A second television adaptation was made with Geraldine McEwan as Miss Marple in the TV series, Agatha Christie's Marple and was filmed in Chilham, Kent. It first aired on 12 February 2006. This adaptation changes the personality of Jerry. The story is set a little later than in the novel, as mentioned in a review of the episode: "Miss Marple, observing the tragic effects of these missives on relationships and reputations, is practically in the background in this story, watching closely as a nihilistic young man (James D'Arcy) comes out of his cynical, alcohol-laced haze to investigate the source of so much misery." and is "set shortly after World War II."

A third adaptation came as part of the French television series Les Petits Meurtres d'Agatha Christie. The episode aired in 2009.

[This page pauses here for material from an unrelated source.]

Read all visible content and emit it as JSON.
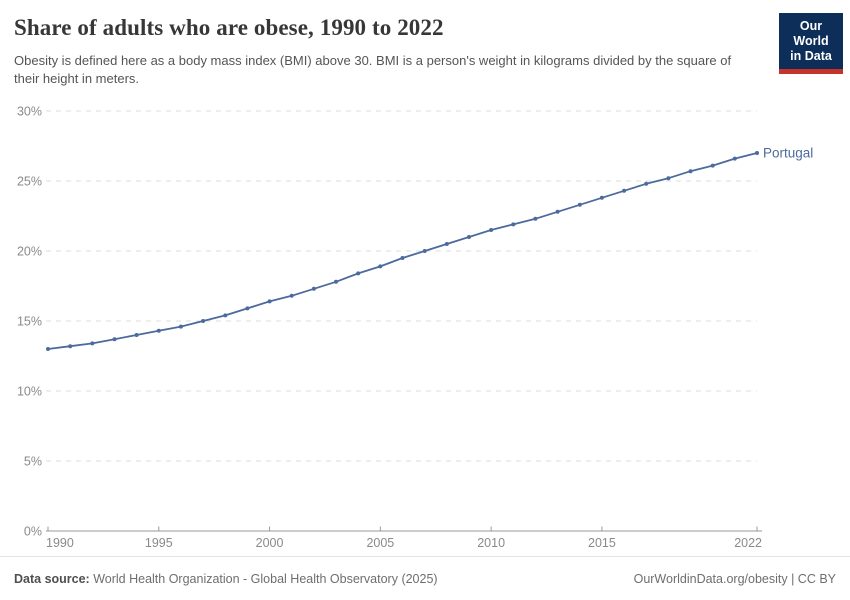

A fourth adaptation was developed in Korea as part of the 2018 television series Ms. Ma, Nemesis.

===Radio===
A radio adaptation was broadcast on BBC Radio 4 in May 2001 in the Saturday Play slot, starring June Whitfield as Miss Marple.

==Dedication==
The work is dedicated to Christie's friends, the artist Mary Winifrid Smith and her husband Sidney Smith, an Assyriologist.

==Publication history==

UK first edition (1943)

The novel's first true publication was the US serialisation in Collier's Weekly in eight instalments from 28 March (Volume 109, Number 13) to 16 May 1942 (Volume 109, Number 20) with illustrations by Mario Cooper.

The UK serialisation was as an abridged version in six parts in Woman's Pictorial from 17 October (Volume 44, Number 1136) to 21 November 1942 (Volume 44, Number 1141) under the slightly shorter title of Moving Finger. All six instalments were illustrated by Alfred Sindall.

This novel is one of two to differ significantly in American editions (the other being Three Act Tragedy), both hardcover and paperback. Most American editions of The Moving Finger have been abridged by about 9000 words.